Set smart permission defaults, then customize as needed based on use cases and security requirements around sensitive data.

Troubleshooting File and Folder Permission Issues

Despite best efforts, you may encounter permission issues that block expected access or cause application failures:

Unable to access a folder/file

If a user or application unexpectedly loses access, use ls -l to inspect the long listing/permission string:

  • Was a restriction applied incorrectly? Revert the faulty change
  • Does the user fall into owner, assigned group, or other categories? Adjust as needed

Application fails with permission error

If an app or service suddenly errors due to missing file or folder access:

  • Audit permission change logs to see if something was recently altered
  • Leverage the error message for clues around exactly what folders/files are impacted
  • Check those paths for missing read, write or execute access needed by the app and re-enable

Methodically check permission settings on resources implicated in errors to identify where access is falling short then remedy.

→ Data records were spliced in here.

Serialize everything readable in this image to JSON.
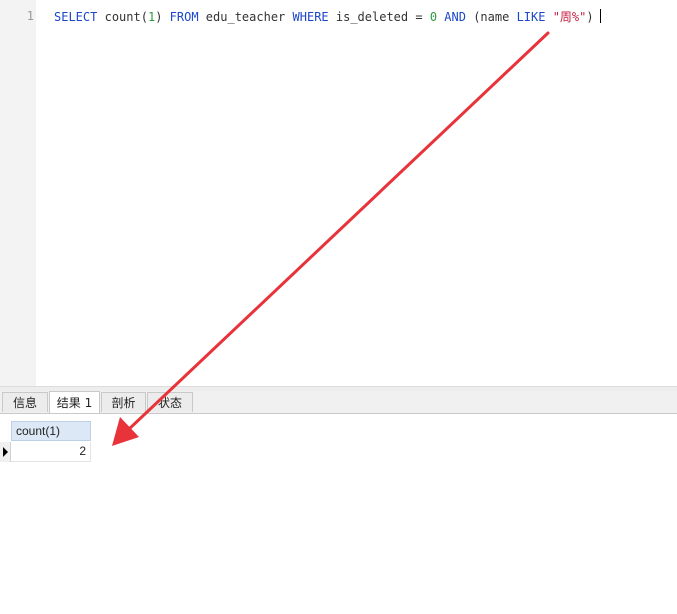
{
  "editor": {
    "line_number": "1",
    "sql": {
      "select": "SELECT",
      "count_fn": "count(",
      "count_arg": "1",
      "count_close": ")",
      "from": "FROM",
      "table": "edu_teacher",
      "where": "WHERE",
      "column": "is_deleted =",
      "value": "0",
      "and": "AND",
      "paren_open": "(name",
      "like": "LIKE",
      "pattern": "\"周%\"",
      "paren_close": ")"
    }
  },
  "result_tabs": [
    {
      "label": "信息",
      "active": false
    },
    {
      "label": "结果 1",
      "active": true
    },
    {
      "label": "剖析",
      "active": false
    },
    {
      "label": "状态",
      "active": false
    }
  ],
  "result_grid": {
    "columns": [
      "count(1)"
    ],
    "rows": [
      [
        "2"
      ]
    ]
  },
  "colors": {
    "keyword": "#1c47c9",
    "number": "#2e9a3e",
    "string": "#c71f3f",
    "annotation_arrow": "#e8333a"
  }
}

Combining least privilege permissions with locked down sensitive data provides balanced security and operations. Adjust granular assignments as needed while limiting unnecessary global access.

Properly configuring Linux permissions admittedly involves learning curves. But by fully unleashing the techniques in this complete guide, you can take control and troubleshoot issues with confidence. Master Linux file and folder permissions starting today!